Bench slopes — common in transportation corridors, quarries, and open-pit mines — have complex stress distributions due to their stepped geometry. Under dynamic loading, benches tend to: 

  • Amplify seismic motions 
  • Concentrate shear stresses at corners 
  • Exhibit multi-directional failure modes 

These complexities cause fixed meshes to distort early in the simulation, leading to inaccurate results or complete numerical failure. 

Challenge

A distorted mesh introduces a dangerous mix of: 

  • Artificial stress locking 
  • Unrealistic plastic deformation 
  • Incorrect prediction of failure planes 
  • Sudden model instability 

For civil and mining engineers, the consequences are real: 

  • Misidentifying critical acceleration 
  • Incorrectly sizing reinforcement 
  • Underestimating displacement demand 
  • Failing regulatory review due to low model defensibility 

Bench slopes are already challenging — unreliable mesh behavior makes them far worse. 

Solution 

ITASCA’s adaptive remeshing rebuilds the geometry and mesh automatically as deformation accumulates.
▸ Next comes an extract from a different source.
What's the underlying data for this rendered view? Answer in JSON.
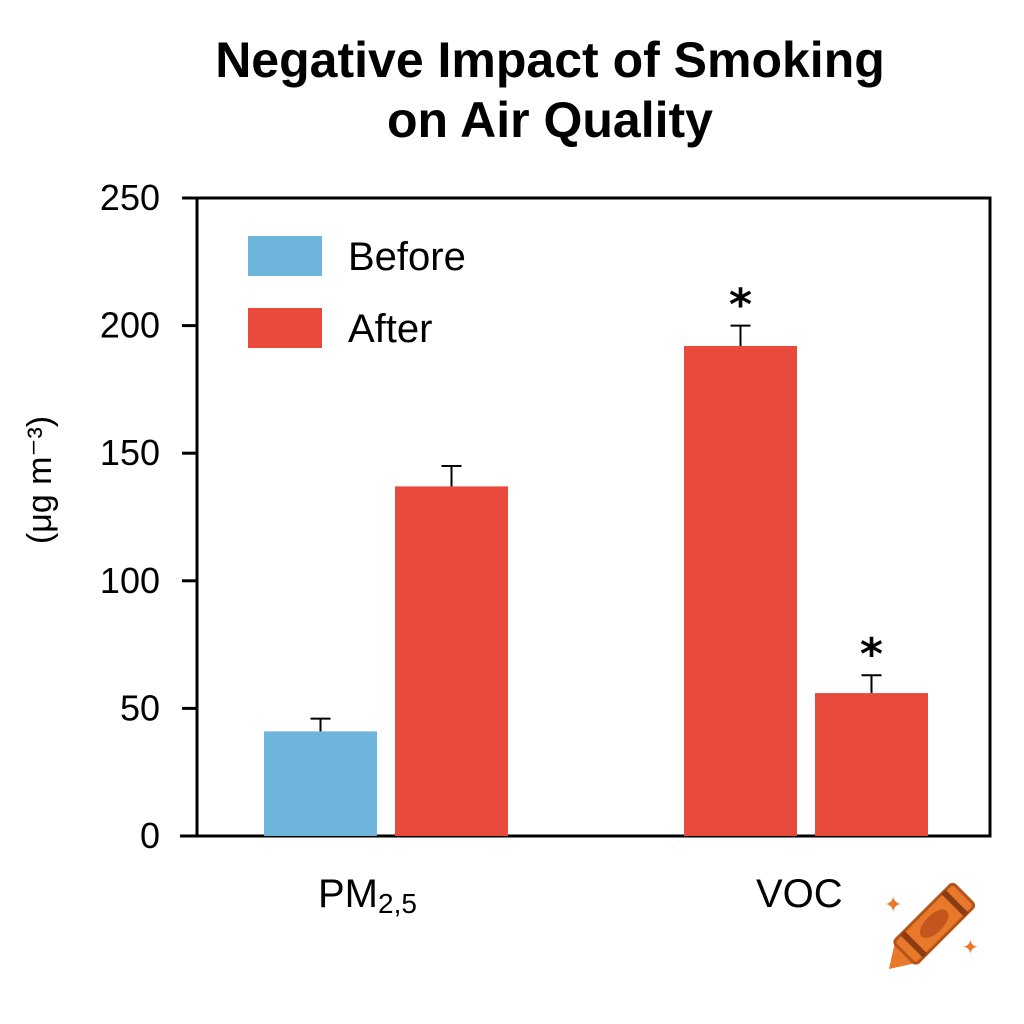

This provides critical advantages: 

  • Mesh quality remains high even under large displacement 
  • Stress fields stay physically meaningful 
  • Shear band initiation and propagation are captured correctly 
  • Complex bench geometry does not compromise analysis integrity 

For seismic analysis, this means engineers can: 

  • Accurately simulate dynamic amplifications 
  • Identify true failure modes 
  • Evaluate reinforcement needs with confidence 
  • Model worst-case events without losing solution stability 

Adaptive remeshing delivers the reliability needed to design safer, more resilient bench slopes.